One can do regression of 10 covariates to 1 response to test individual coefficients significance.(This constitutes 10 tests though they might be dependent upon each other.) One can do testing on data derived from the covariates. Say 10 different tests have been done.

If I am using $\alpha=5\%$, am I going to run into the issue of inflating type I error here? I would say expected number of type I error is upper bounded by 2 out of 20 tests total due to correlation. However, for $\alpha=1\%$, I think problem would be alleviated a bit here.

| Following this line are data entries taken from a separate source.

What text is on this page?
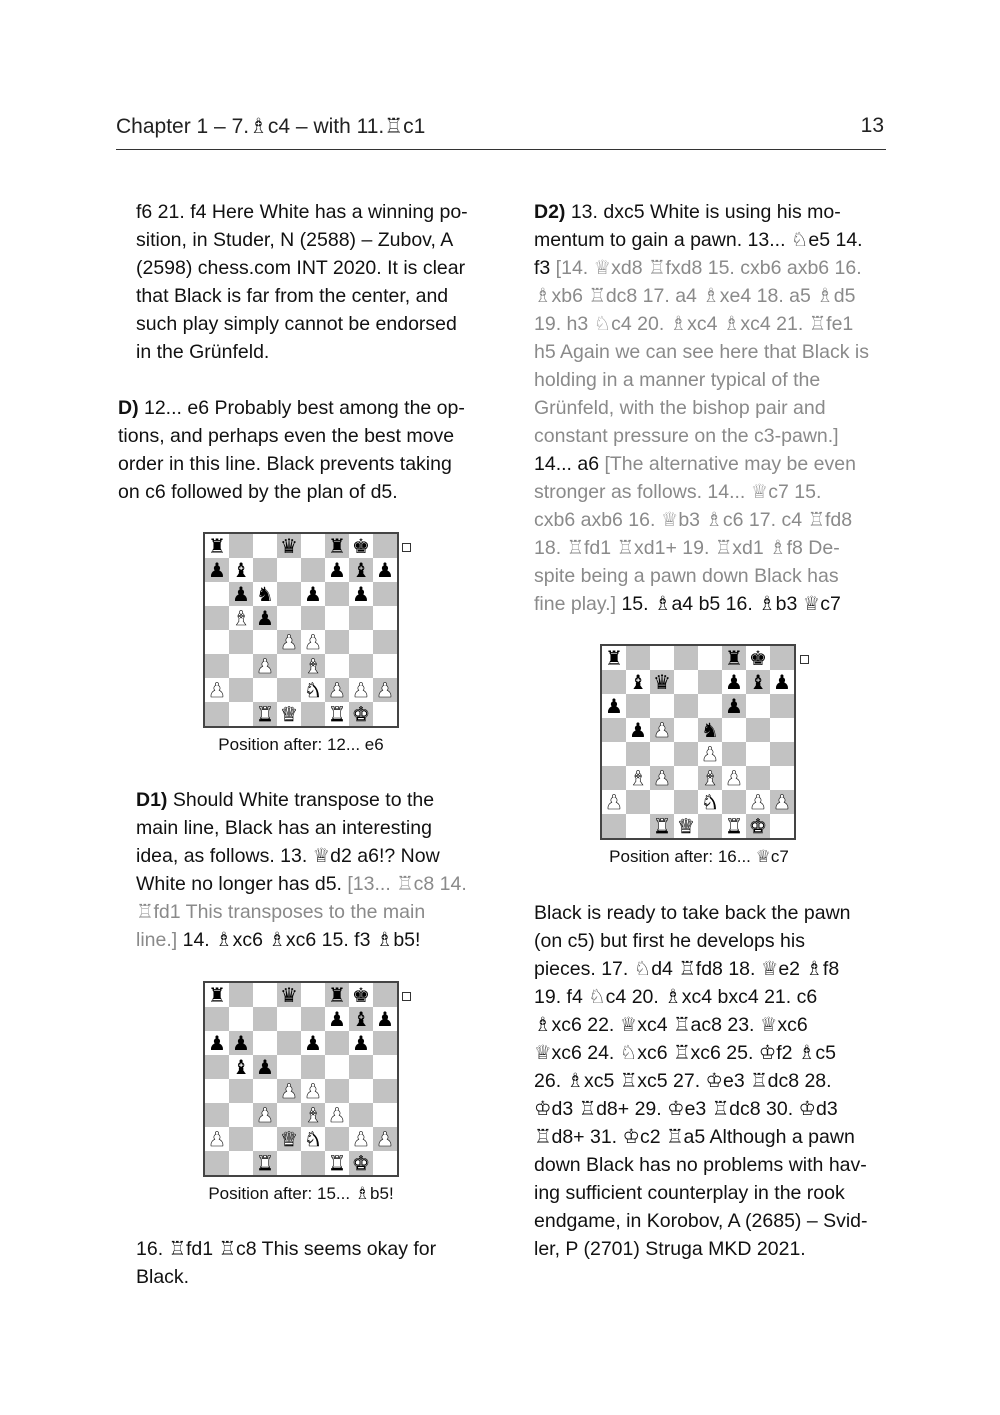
Chapter 1 – 7.♗c4 – with 11.♖c1	13
f6 21. f4 Here White has a winning po-
sition, in Studer, N (2588) – Zubov, A
(2598) chess.com INT 2020. It is clear
that Black is far from the center, and
such play simply cannot be endorsed
in the Grünfeld.
D) 12... e6 Probably best among the op-
tions, and perhaps even the best move
order in this line. Black prevents taking
on c6 followed by the plan of d5.
♜	♛ ♜ ♚
♟ ♝	♟ ♝ ♟
♟ ♞ ♟ ♟
♝ ♟
♟ ♟
♟ ♝
♟	♞ ♟ ♟ ♟
♜ ♛ ♜ ♚
Position after: 12... e6
D1) Should White transpose to the
main line, Black has an interesting
idea, as follows. 13. ♕d2 a6!? Now
White no longer has d5. [13... ♖c8 14.
♖fd1 This transposes to the main
line.] 14. ♗xc6 ♗xc6 15. f3 ♗b5!
♜	♛ ♜ ♚
♟ ♝ ♟
♟ ♟	♟ ♟
♝ ♟
♟ ♟
♟ ♝ ♟
♟	♛ ♞ ♟ ♟
♜	♜ ♚
Position after: 15... ♗b5!
16. ♖fd1 ♖c8 This seems okay for
Black.
D2) 13. dxc5 White is using his mo-
mentum to gain a pawn. 13... ♘e5 14.
f3 [14. ♕xd8 ♖fxd8 15. cxb6 axb6 16.
♗xb6 ♖dc8 17. a4 ♗xe4 18. a5 ♗d5
19. h3 ♘c4 20. ♗xc4 ♗xc4 21. ♖fe1
h5 Again we can see here that Black is
holding in a manner typical of the
Grünfeld, with the bishop pair and
constant pressure on the c3-pawn.]
14... a6 [The alternative may be even
stronger as follows. 14... ♕c7 15.
cxb6 axb6 16. ♕b3 ♗c6 17. c4 ♖fd8
18. ♖fd1 ♖xd1+ 19. ♖xd1 ♗f8 De-
spite being a pawn down Black has
fine play.] 15. ♗a4 b5 16. ♗b3 ♕c7
♜	♜ ♚
♝ ♛	♟ ♝ ♟
♟	♟
♟ ♟ ♞
♟
♝ ♟ ♝ ♟
♟	♞ ♟ ♟
♜ ♛ ♜ ♚
Position after: 16... ♕c7
Black is ready to take back the pawn
(on c5) but first he develops his
pieces. 17. ♘d4 ♖fd8 18. ♕e2 ♗f8
19. f4 ♘c4 20. ♗xc4 bxc4 21. c6
♗xc6 22. ♕xc4 ♖ac8 23. ♕xc6
♕xc6 24. ♘xc6 ♖xc6 25. ♔f2 ♗c5
26. ♗xc5 ♖xc5 27. ♔e3 ♖dc8 28.
♔d3 ♖d8+ 29. ♔e3 ♖dc8 30. ♔d3
♖d8+ 31. ♔c2 ♖a5 Although a pawn
down Black has no problems with hav-
ing sufficient counterplay in the rook
endgame, in Korobov, A (2685) – Svid-
ler, P (2701) Struga MKD 2021.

How many test can one do in medical research article? Similarly, how many tests can be done on the same data set assuming a thorough exploratory data analysis has been done?

Answer 1

The whole multiple comparisons question has been discussed here many times. See e.g. here, here, and here, and the whole mutltiple-comparisons tag. Then there's the whole question of the utility of hypothesis tests and p values in the first place, also discussed here many times, e.g. here, and here (and all those threads link to other threads).

As to your other question on how many tests in a medical research article, while an individual journal may have some limit (although I don't know of any that have explicit limits), in general, as many as needed.

Finally, in one of my favorite statistics books, Statistics as Principled Argument, Robert Abelson argues strongly against statistical "rules" of this sort and instead argues that analysis should be base on what can be justified in any particular situation.

Answer 2

Indeed, any time you report a table of p-values for either separate test results or regression coefficients based on a Type I error of $\alpha=0.05$, you should take into account the multiple comparisons problem. One of the most conservative methods to account for this error is to use the Bonferroni correction, for which $\alpha^*=0.05/\#\mathrm{tests}$. Hence, p-values need to be less than $\alpha^*$ to be considered significant. However, Bonferroni is very conservative. Another approach to correct for family-wise error rate is to employ the Benjamini-Hochberg (1995) false discovery rate (FDR) to the p-values. Another approach involves calculation of Storey q-values to address the positive FDR (pFDR). Lastly, the Westfall-Young method is another approach which is informative.